Klinikumbau: Kreisräte fordern mehr Transparenz

15 Millionen Euro für Rochlitz und Mittweida - aber Details unbekannt

Rochlitz/Mittweida.

Die Klinik in Mittweida soll vergrößert und in Rochlitz ein ambulantes Zentrum eingerichtet werden. Zu Details, wann und wie das passieren soll, hält sich das Landratsamt Mittelsachsen bisher bedeckt.

Die Nachricht wurde Ende April von Landrat Matthias Damm (CDU) mit Freude verkündet: Mittelsachsen erhält für die Weiterentwicklung des Mittweidaer Krankenhauses und für den Aufbau eines Pflege- und Gesundheitszentrums in Rochlitz 15 Millionen Euro. Ziele sind der Abbau von Überkapazitäten und die Konzentration medizinischer Versorgungsstandorte. Im alten Rochlitzer Krankenhaus plant der Kreis die Einrichtung eines ambulanten Zentrums. Neben einer weiteren Pflegeeinrichtung - zusätzlich zur bestehenden Kurzzeitpflege - sollen Ärzte Praxen haben, und eine Apotheke einziehen. Dafür sind Umbauarbeiten nötig. Der Standort Mittweida soll vergrößert werden, um mehr Patienten aufnehmen und das Angebotsspektrum medizinischer Leistungen erweitern zu können.

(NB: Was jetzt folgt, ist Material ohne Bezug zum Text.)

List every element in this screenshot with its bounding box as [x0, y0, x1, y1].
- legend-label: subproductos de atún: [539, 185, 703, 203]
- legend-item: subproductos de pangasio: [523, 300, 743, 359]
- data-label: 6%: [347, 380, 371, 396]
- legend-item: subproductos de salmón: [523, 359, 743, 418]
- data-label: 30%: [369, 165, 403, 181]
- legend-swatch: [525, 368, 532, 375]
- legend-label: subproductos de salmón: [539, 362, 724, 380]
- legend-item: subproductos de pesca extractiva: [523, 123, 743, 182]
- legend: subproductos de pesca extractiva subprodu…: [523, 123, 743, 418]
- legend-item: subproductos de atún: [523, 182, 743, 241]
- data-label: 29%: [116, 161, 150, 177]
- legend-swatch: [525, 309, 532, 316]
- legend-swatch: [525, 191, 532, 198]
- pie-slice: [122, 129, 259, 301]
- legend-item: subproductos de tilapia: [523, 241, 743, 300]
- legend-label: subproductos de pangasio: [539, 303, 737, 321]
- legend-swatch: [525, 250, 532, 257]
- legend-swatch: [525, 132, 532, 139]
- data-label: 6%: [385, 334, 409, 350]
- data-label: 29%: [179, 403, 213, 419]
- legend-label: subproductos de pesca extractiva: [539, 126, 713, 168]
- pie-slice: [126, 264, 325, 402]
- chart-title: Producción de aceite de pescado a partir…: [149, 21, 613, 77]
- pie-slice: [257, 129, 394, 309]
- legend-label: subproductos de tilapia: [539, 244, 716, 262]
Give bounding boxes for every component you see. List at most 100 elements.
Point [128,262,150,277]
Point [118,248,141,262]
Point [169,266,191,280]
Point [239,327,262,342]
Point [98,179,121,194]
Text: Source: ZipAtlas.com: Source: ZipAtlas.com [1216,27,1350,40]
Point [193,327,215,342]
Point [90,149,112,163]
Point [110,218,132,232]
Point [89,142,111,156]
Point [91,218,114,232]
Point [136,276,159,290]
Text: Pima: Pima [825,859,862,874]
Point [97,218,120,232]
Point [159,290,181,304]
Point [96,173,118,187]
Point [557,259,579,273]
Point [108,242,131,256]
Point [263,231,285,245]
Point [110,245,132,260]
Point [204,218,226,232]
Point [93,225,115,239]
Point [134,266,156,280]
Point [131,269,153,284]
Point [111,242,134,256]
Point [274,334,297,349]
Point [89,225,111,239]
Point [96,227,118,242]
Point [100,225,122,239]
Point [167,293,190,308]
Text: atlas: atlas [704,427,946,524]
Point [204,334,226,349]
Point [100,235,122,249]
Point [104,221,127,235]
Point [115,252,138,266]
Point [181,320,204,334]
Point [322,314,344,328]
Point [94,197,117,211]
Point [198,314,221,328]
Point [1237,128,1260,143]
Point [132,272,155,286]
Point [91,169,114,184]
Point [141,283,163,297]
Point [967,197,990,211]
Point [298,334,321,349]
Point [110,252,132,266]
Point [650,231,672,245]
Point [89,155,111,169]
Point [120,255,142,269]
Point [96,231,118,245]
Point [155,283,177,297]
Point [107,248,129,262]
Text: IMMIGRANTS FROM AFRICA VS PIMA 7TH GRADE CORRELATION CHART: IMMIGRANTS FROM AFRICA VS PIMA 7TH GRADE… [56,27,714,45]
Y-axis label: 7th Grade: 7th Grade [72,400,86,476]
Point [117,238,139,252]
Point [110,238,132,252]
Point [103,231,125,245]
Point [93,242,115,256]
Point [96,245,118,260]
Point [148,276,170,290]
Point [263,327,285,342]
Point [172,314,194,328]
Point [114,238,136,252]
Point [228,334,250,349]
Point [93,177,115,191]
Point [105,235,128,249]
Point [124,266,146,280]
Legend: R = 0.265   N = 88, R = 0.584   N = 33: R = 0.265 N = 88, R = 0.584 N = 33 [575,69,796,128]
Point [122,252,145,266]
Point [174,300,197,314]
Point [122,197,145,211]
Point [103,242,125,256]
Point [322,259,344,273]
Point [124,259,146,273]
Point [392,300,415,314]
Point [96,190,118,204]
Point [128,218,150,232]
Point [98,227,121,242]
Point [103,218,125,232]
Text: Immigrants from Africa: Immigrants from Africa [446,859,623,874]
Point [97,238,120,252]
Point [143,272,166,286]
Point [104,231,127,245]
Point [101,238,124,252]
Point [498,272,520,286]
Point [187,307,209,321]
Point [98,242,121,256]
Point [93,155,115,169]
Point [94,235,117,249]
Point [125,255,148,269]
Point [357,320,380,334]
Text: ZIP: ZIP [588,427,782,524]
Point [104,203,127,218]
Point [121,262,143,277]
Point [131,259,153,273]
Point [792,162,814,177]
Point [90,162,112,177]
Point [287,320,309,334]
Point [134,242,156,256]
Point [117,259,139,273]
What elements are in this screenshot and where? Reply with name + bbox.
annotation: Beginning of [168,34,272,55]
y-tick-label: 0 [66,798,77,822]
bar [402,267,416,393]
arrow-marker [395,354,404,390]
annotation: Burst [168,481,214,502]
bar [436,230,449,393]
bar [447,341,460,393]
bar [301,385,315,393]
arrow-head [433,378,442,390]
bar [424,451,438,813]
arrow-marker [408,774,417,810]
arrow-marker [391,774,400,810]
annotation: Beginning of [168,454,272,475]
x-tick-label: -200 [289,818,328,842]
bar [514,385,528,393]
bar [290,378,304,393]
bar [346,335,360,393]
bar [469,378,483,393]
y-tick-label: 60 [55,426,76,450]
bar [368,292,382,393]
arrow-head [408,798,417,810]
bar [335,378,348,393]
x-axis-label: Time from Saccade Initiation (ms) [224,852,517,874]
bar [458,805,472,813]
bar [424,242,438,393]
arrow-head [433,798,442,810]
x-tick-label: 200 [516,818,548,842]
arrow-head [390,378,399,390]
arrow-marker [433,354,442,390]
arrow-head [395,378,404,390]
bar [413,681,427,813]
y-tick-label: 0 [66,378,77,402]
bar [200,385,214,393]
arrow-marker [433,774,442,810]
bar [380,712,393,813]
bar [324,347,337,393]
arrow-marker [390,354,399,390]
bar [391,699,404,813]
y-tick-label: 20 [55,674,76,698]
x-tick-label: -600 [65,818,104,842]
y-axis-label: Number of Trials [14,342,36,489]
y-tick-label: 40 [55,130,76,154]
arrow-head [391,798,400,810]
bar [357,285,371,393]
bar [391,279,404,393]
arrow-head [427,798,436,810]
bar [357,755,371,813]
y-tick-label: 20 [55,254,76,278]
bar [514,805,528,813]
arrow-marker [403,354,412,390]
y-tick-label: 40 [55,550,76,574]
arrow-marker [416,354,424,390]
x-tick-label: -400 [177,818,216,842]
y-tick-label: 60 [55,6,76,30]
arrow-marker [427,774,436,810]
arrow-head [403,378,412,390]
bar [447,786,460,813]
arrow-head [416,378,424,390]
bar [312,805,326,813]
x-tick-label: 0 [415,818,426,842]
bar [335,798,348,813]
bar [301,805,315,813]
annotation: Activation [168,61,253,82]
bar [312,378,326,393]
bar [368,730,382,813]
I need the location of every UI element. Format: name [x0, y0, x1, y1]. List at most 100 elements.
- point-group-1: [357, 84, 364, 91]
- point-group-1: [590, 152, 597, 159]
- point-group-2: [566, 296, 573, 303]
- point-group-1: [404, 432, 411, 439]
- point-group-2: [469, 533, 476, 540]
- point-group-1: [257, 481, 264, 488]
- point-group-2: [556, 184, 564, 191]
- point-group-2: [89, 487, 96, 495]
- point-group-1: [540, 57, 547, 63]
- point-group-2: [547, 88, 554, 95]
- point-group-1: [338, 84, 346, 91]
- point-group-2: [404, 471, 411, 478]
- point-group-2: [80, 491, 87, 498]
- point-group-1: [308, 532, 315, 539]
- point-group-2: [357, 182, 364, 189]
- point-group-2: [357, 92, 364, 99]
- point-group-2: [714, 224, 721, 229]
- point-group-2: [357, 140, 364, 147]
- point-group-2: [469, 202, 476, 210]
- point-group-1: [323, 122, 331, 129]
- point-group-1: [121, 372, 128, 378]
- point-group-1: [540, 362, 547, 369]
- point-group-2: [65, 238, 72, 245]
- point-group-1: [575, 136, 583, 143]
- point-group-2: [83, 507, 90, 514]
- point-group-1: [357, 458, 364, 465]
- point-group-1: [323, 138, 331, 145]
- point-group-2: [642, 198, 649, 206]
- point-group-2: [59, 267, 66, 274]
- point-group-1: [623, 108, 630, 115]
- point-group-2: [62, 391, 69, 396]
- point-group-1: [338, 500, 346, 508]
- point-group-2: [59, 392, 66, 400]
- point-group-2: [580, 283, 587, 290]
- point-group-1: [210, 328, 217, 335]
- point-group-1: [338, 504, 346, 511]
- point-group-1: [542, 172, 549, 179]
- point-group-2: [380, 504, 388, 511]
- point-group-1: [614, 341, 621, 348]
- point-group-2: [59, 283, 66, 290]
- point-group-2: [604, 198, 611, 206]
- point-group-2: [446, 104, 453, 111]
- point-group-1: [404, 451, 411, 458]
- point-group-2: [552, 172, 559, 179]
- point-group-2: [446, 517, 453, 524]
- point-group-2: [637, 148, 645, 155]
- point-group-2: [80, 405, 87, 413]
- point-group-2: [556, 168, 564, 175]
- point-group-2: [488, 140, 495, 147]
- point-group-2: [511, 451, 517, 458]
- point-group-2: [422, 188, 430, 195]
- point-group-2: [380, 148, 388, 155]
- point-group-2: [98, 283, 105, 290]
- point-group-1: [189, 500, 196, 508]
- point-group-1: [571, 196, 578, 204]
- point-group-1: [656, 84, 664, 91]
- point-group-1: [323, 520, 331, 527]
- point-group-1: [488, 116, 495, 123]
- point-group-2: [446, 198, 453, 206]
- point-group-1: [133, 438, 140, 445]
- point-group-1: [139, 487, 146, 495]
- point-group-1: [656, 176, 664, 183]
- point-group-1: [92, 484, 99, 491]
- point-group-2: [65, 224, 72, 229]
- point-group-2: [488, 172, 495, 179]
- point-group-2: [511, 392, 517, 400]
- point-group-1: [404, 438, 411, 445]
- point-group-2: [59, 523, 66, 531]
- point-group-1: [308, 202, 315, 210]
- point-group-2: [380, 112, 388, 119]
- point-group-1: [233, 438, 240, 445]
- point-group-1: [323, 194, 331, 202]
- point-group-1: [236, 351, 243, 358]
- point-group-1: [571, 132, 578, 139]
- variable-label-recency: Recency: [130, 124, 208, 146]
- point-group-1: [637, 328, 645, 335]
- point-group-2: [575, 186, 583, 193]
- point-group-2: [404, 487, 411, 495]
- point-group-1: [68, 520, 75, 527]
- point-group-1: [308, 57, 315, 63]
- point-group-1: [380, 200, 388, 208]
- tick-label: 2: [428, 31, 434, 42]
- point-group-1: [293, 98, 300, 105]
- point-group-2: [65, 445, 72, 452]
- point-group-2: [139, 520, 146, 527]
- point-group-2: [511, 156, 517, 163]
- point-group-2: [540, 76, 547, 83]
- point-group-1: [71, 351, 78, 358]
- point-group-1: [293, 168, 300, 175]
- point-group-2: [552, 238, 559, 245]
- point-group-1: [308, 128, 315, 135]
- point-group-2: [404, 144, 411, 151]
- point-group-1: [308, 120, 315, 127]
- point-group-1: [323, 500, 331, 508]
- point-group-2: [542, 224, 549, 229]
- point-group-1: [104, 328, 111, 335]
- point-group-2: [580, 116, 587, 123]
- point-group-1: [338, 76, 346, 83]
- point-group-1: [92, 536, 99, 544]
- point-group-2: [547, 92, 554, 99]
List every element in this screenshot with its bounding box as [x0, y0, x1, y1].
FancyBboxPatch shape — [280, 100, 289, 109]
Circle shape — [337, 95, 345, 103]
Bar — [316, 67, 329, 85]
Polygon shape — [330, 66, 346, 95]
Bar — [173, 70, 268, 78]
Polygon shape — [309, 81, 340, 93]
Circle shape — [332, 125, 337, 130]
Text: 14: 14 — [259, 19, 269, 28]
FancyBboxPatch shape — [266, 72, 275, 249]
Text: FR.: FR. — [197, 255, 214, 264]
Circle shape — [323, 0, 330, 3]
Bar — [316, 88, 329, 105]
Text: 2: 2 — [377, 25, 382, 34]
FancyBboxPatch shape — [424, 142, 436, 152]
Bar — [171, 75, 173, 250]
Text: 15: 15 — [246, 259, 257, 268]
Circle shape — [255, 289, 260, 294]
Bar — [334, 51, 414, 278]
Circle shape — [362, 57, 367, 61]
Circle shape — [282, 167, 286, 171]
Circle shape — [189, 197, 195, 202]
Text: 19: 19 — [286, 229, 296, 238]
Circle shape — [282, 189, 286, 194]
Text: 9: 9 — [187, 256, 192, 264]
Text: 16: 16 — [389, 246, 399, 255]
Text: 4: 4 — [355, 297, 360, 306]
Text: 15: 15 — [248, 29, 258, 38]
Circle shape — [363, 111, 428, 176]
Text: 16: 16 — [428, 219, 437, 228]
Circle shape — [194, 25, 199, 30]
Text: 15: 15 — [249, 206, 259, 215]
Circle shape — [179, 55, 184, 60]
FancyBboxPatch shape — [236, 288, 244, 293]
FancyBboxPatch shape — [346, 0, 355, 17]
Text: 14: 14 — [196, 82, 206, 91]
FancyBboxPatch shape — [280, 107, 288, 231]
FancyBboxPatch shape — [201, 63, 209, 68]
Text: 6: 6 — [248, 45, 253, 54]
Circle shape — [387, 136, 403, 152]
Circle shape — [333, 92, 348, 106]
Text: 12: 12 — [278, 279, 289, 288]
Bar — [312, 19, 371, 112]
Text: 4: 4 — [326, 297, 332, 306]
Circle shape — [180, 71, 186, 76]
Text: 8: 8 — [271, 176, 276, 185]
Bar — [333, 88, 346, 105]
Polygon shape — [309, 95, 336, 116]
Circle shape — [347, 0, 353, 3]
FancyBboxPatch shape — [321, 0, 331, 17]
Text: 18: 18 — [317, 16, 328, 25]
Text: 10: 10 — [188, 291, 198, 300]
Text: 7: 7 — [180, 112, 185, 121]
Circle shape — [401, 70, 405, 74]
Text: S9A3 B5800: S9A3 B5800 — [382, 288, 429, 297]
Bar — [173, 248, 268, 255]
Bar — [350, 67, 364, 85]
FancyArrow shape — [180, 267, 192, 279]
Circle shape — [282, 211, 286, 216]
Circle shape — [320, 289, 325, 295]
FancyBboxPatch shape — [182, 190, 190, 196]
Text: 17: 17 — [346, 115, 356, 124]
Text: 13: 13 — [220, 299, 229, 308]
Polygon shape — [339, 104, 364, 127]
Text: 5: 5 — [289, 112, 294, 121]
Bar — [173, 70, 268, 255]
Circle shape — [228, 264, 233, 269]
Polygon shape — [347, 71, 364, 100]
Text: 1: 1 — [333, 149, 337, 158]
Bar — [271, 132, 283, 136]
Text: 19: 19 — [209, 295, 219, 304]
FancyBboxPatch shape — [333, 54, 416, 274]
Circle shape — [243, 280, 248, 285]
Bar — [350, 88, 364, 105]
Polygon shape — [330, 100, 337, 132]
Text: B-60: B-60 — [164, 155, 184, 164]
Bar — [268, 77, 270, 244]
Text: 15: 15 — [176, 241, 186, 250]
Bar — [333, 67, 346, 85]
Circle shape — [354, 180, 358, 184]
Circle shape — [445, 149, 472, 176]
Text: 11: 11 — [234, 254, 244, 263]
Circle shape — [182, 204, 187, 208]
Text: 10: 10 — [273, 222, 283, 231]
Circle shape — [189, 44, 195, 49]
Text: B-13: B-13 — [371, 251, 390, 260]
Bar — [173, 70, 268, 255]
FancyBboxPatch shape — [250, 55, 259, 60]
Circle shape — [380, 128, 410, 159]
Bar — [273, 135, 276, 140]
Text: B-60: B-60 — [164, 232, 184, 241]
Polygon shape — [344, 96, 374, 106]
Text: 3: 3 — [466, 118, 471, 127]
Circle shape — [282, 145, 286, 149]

Seither ist es still geworden um die kreiseigene Krankenhausgesellschaft LMK. "Es kann nicht sein, dass sich Herr Damm mit der Millionenförderung brüstet, aber nicht sagen möchte, wohin das Geld des Steuerzahlers fließt. Ich erwartet eine schnelle Information", sagt Grüne-Kreisrat Sebastian Walter. Trotz wiederholter Nachfrage gibt es keine Erklärung seitens der Kreis-Behörde. Man sei dabei, Planungsleistungen "zu beauftragen und ähnliches", teilte Kreissprecher André Kaiser mit. Kritik am Agieren der Kreisverwaltung kommt auch von der AfD. Als "intransparent" und "undemokratisch" bezeichnete Kreisrätin Romy Penz das Vorgehen. Gleichzeitig sorgt sie sich, dass für die LMK nach der Erweiterung nicht genug medizinisches Personal gefunden wird. "Wir haben im Gesundheitswesen einen Fachkräftemangel", sagte sie und hält an ihrer Kritik an den 2017 vorgenommenen Lohnkürzungen fest. Die Beschäftigten hatten auf einen Teil ihres Gehaltes verzichtet, damit die in wirtschaftliche Schieflage geratene LMK stabilisiert wird. Daran übt auch die Kreisvorsitzende der Linken, Marika Tändler-Walenta, Kritik. Jörg Woidniok, Chef der Kreistagsfraktion CDU/RB, zeigt indes Verständnis, dass die Ausreichung von finanziellen Mitteln seitens des Staates stets lange dauern würde. "Die Verfahren sind oft kompliziert und die Sommerzeit trägt nicht unbedingt zu einer raschen Bearbeitung bei."